Tuesday 17 March 2020

general relativity - Can a black hole be formed by electromagnetic radiation?


I'm trying to find out if black holes could be created by focusing enough light into a small enough volume.



So far I have found (any or all may be incorrect):



  • Maxwell's equations are linear, dictating no interaction of radiation.

  • The Kerr effect and self-focusing has been observed in mediums, but not vacuums.

  • Masses bending light have been observed per general relativity.

  • Photons are said to have no rest mass, just energy and momentum (???).

  • General relativity seems to provide for energy to energy interaction.


This leads to a more specific question:


Does electromagnetic radiation or energy curve space like mass curves space?




Answer



The answer to your first question is yes.


Building on Demetrios Christodoulou's seminal work showing that black holes can form "generically" from focusing of gravitational waves starting from an initial space-time that is arbitrarily close to flat, Pin Yu has recently shown that one can also dynamically (and generically, in the sense that the formation is stable under small perturbations) form a black hole starting with only electromagnetic waves.


Of course, the interaction between electromagnetism and gravity means that as soon as you set the thing in motion, you will pick up gravitational radiation. And also that since a precise covariant notion of local gravitational energy is not available, the idea that the space-time starts out with only electromagnetic waves is a specific, frame dependent mathematical definition; one should keep that in mind before trying to draw too much physical significance out of the casual statement of the theorem.

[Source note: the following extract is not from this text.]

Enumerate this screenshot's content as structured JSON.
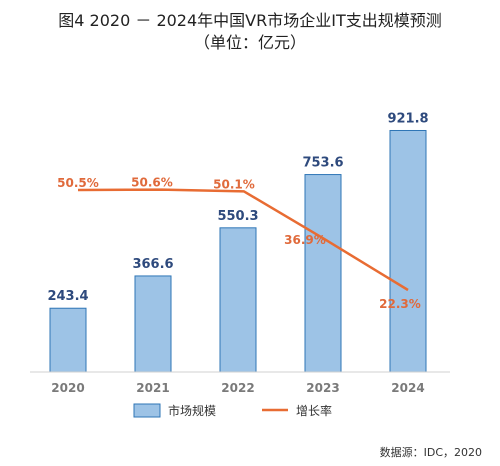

For your specific second question, the answer is also yes. Einstein's equation specifies that $$ G_{\mu\nu} = T_{\mu\nu}$$ the left hand side, the Einstein tensor, is purely geometrical, and reflects the curvature of space-time. The right hand side comes from the energy-momentum contributions from the matter fields. The standard way of coupling electromagnetic waves to general relativity (Einstein-Maxwell theory) gives that the right hand side is zero only when the electromagnetic field vanishes. So the content of Einstein-Maxwell theory is based on that electromagnetic radiation can curve space-time.